Karl Rove has an interesting op-ed in the Wall Street Journal today about the Obama field organization, which he praises en route to paying himself a huge compliment. It's full of lots of riffs like the following:
Like Mr. Bush, Mr. Obama has harnessed the Internet for persuasion, communication and self-directed organization. A Bush campaign secret weapon in 2004 was nearly 7.5 million email addresses of supporters, 1.5 million of them volunteers. Some volunteers ran "virtual precincts," using the Web to register, persuade and organize family and friends around the country. Technology has opened even more possibilities for Mr. Obama today.
Interestingly, Rove flags an organizational hole I haven't heard mentioned yet:
Democrats don't have the same large volunteer pool the GOP does with its Federated GOP Women, College and Young Republicans, and local party committees. In the primaries, Mr. Obama instead moved hordes of volunteers from state to state. It was a brilliant tactic, but Nov. 4 is different. The volunteers adequate for primaries held over five months will simply not be enough to compete in 51 separate elections (all 50 states plus the District of Columbia) all on one day.
I agree that Democrats can't tap the same level of institutionalized grassroots support as the GOP. But my sense was that Obama was signing up more than enough volunteers to do the job.

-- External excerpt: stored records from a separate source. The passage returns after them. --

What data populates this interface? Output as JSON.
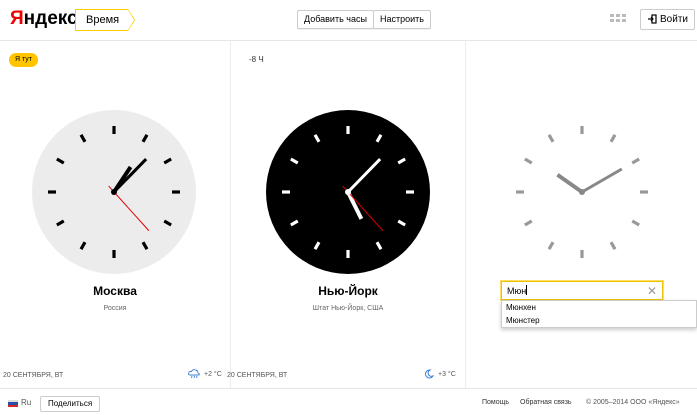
{
  "header": {
    "logo": "Яндекс",
    "logo_first": "Я",
    "logo_rest": "ндекс",
    "service": "Время",
    "add_clock": "Добавить часы",
    "settings": "Настроить",
    "login": "Войти"
  },
  "clocks": [
    {
      "badge": "Я тут",
      "city": "Москва",
      "country": "Россия",
      "date": "20 СЕНТЯБРЯ, ВТ",
      "temp": "+2 °C",
      "weather_icon": "cloud-rain-icon",
      "face": "light",
      "time": {
        "hour": 1,
        "minute": 7,
        "second": 23
      }
    },
    {
      "offset": "-8 Ч",
      "city": "Нью-Йорк",
      "country": "Штат Нью-Йорк, США",
      "date": "20 СЕНТЯБРЯ, ВТ",
      "temp": "+3 °C",
      "weather_icon": "moon-icon",
      "face": "dark",
      "time": {
        "hour": 5,
        "minute": 7,
        "second": 23
      }
    },
    {
      "face": "empty",
      "time": {
        "hour": 10,
        "minute": 10,
        "second": 0
      },
      "search_value": "Мюн",
      "suggestions": [
        "Мюнхен",
        "Мюнстер"
      ]
    }
  ],
  "footer": {
    "lang": "Ru",
    "share": "Поделиться",
    "help": "Помощь",
    "feedback": "Обратная связь",
    "copyright": "© 2005–2014  ООО «Яндекс»"
  },
  "colors": {
    "accent": "#ffcc00",
    "second_hand": "#e00000",
    "logo_red": "#ee0000"
  }
}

That was certainly the impression I got from David Plouffe's presentation in Washington a couple weeks ago. Overall, Plouffe said the campaign already had more than 1 million volunteers, 1.7 million donors, and 5 million e-mail subscribers. That compares pretty favorably with the Bush numbers from 2004, especially since this was as of late June.
Plouffe also talked about all the armies of volunteers he'd deployed to North Carolina, Virginia, and Georgia to register African American voters. He talked about the strength of the organization the campaign had left over in small states like Alaska, Montana, and North Dakota. He also seemed high on his organization in Missouri, Wisconsin, and Indiana--both because of the residual effect of the primaries, and because of their proximity to Illinois, which makes it easier to involve home-state suppoters. And I got the impression Obama had large left-over volunteer organizations in closely-contested primary states (and likely general election swing states) like Iowa, New Hampshire, Ohio, and Pennsylvania.
The only major holes I can imagine are in Florida and Michigan, but Plouffe seemed on the case there, too. And, indeed, there's been some solid reporting to back that up. If anyone has any evidence to back up Rove's claim, though, I'd love to hear about it. Plouffe's description could obviously be different from the on-the-ground reality in these states.
P.S. Despite my warnings about how the typical pol/flip flopper charge isn't likely to hurt Obama, Rove is very much sticking with it. The second half of his piece is all about Obama's "Nixonian" positioning:
In the primary, Mr. Obama supported pulling out of Iraq within 16 months, called the D.C. gun ban constitutional, backed the subjection of telecom companies to expensive lawsuits for cooperating in the terror surveillance program, opposed welfare reform, pledged to renegotiate Nafta, disavowed free trade and was strongly against the death penalty in all cases. But in the past few weeks, Mr. Obama has reversed course on all of these, discarding fringe liberal views for relentlessly centrist positions. He also flip-flopped on accepting public financing and condemning negative ads from third party groups, like unions.
By taking Nixon's advice, Mr. Obama is assuming such dramatic reversals will somehow avoid voter scrutiny. But people are watching closely, and by setting a world indoor record for jettisoning past positions, Mr. Obama may be risking his reputation for truthfulness. A candidate's credibility, once lost, is very hard to restore, regardless of how fine an organization he has built.
Beyond the strategic problems with pressing this case, it's not even factually accurate. For example, Obama was not "strongly against the death penalty in all cases." See here for details.